What was the F1 first car you worked on?
It would have been the BT26 tube frame car. Lovely car. Jacky Ickx, who I obviously worked with at Lotus subsequently, said it was one of the nicest cars he ever drove, loved it, and he wanted to know where he could get one for his collection. That’s when we started to add wings to cars. Single-seater racing cars have evolved over the years and they take quantum jumps and putting wings on was one of the early quantum jumps.
Were you a fan of wings?
It was good. It gave you the ability to do more things with the car. I was never trained in aerodynamics but you had to start to pick up this new technology. Then we moved on and everybody got into monocoques and stuff like that, and sheet metal construction and so forth but for me, the 1970s were great years for Formula 1 racing. There were no pit stops. If you stopped, you were out of it. The whole field came round in one big snarling bunch. It was great racing. The cars were simple but effective. The competition was fantastic.
What was your favourite time? Where was your happiest working environment?
You’ve always got to have the money to do a good job and Team Lotus had the money and the infrastructure, so that’s where I did my best work. That’s where, with Peter Wright, we came up with the concept of ground effect. That was another quantum step because once we’d done that, you couldn’t un-invent it, you couldn’t go back, every car had to have it and still to this day, they concentrate on underbody aerodynamics.
Colin Chapman?
Colin and I got on well because he understood that I was a competent engineer, so we had a rapport that the non-technical people in the Lotus organisation didn’t have but he was still... he had difficult aspects to his personality, put it that way. When I designed the Lotus 78, we kept it back, because he decided he didn’t want other people to see it until the following year and then he had a really low-key, very un-John Player Special Chapman-like launch of the thing up at Hethel. Nobody came but Peter Windsor came and I gave Peter an interview saying that I’d designed the car and stuff like that and Peter printed it in Autosport and Chapman apparently went absolutely ape.

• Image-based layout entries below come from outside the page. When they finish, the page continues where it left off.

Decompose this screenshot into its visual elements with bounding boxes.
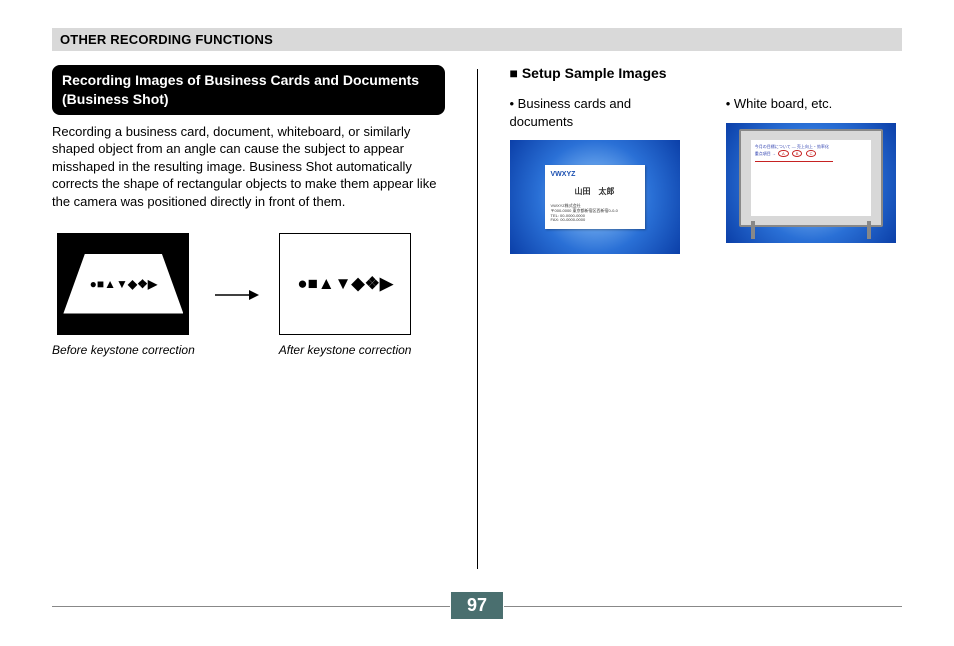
left-column: Recording Images of Business Cards and D… [52, 65, 453, 569]
whiteboard-annotation: C [806, 150, 817, 157]
after-inner: ●■▲▼◆❖▶ [290, 254, 400, 314]
sample-whiteboard-col: • White board, etc. 今月の目標について — 売上向上・効率化… [726, 95, 902, 254]
after-caption: After keystone correction [279, 343, 412, 359]
after-image: ●■▲▼◆❖▶ [279, 233, 411, 335]
arrow-icon [213, 288, 261, 302]
page-footer: 97 [0, 592, 954, 622]
before-caption: Before keystone correction [52, 343, 195, 359]
whiteboard-underline [755, 161, 833, 162]
whiteboard-frame: 今月の目標について — 売上向上・効率化 重点項目 → A B C [739, 129, 883, 227]
sample-bizcard-label: • Business cards and documents [510, 95, 686, 130]
business-card: VWXYZ 山田 太郎 VWXYZ株式会社 〒000-0000 東京都新宿区西新… [545, 165, 645, 229]
before-figure: ●■▲▼◆❖▶ Before keystone correction [52, 233, 195, 359]
page-number: 97 [451, 592, 503, 619]
section-header: OTHER RECORDING FUNCTIONS [52, 28, 902, 51]
shape-glyphs: ●■▲▼◆❖▶ [297, 274, 393, 294]
sample-whiteboard-image: 今月の目標について — 売上向上・効率化 重点項目 → A B C [726, 123, 896, 243]
samples-row: • Business cards and documents VWXYZ 山田 … [510, 95, 903, 254]
whiteboard-annotation: B [792, 150, 803, 157]
body-paragraph: Recording a business card, document, whi… [52, 123, 445, 211]
right-column: ■ Setup Sample Images • Business cards a… [502, 65, 903, 569]
bizcard-name: 山田 太郎 [551, 186, 639, 197]
shape-glyphs: ●■▲▼◆❖▶ [90, 277, 157, 291]
sample-bizcard-col: • Business cards and documents VWXYZ 山田 … [510, 95, 686, 254]
bizcard-logo: VWXYZ [551, 171, 639, 178]
right-heading: ■ Setup Sample Images [510, 65, 903, 81]
footer-rule-right [504, 606, 902, 607]
before-image: ●■▲▼◆❖▶ [57, 233, 189, 335]
content-columns: Recording Images of Business Cards and D… [52, 65, 902, 569]
keystone-figure-row: ●■▲▼◆❖▶ Before keystone correction ●■▲▼◆… [52, 233, 445, 359]
column-divider [477, 69, 478, 569]
whiteboard-annotation: A [778, 150, 789, 157]
bizcard-address: VWXYZ株式会社 〒000-0000 東京都新宿区西新宿0-0-0 TEL: … [551, 204, 639, 223]
section-title: Recording Images of Business Cards and D… [52, 65, 445, 115]
footer-rule-left [52, 606, 450, 607]
trapezoid-shape: ●■▲▼◆❖▶ [63, 254, 183, 314]
after-figure: ●■▲▼◆❖▶ After keystone correction [279, 233, 412, 359]
sample-bizcard-image: VWXYZ 山田 太郎 VWXYZ株式会社 〒000-0000 東京都新宿区西新… [510, 140, 680, 254]
sample-whiteboard-label: • White board, etc. [726, 95, 902, 113]
whiteboard-content: 今月の目標について — 売上向上・効率化 重点項目 → A B C [751, 140, 871, 216]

Because you said you designed it.
He never said a word to me. I just got promoted sideways into the passenger car factory. There’s suddenly a load of challenges in Lotus cars that needed addressing and so I spent a year, the first year that they raced the 78, in Lotus cars.
That was your punishment.
That was my punishment for designing a world-beating car. We should have won the world championship of course but Colin was not satisfied with having the best chassis in the world by a long shot. He decided to go and do a deal with Cosworth for development engines which of course grenaded all over the place. If you look at the results for the year, you’ll see that there were a lot of engine failures, so we didn’t win the world championship, which we should have done. They won it the next year. But Colin wanted to get rid of the 78 and that’s when they built the 79, which was not a particularly good car in a lot of ways. He’d have been better off developing the 78. What the 78 needed was a different rear suspension to clear up the aerodynamics at the back of the car and it would have been a better car because it had a better chassis, but that’s all history. That’s an engineer’s opinion.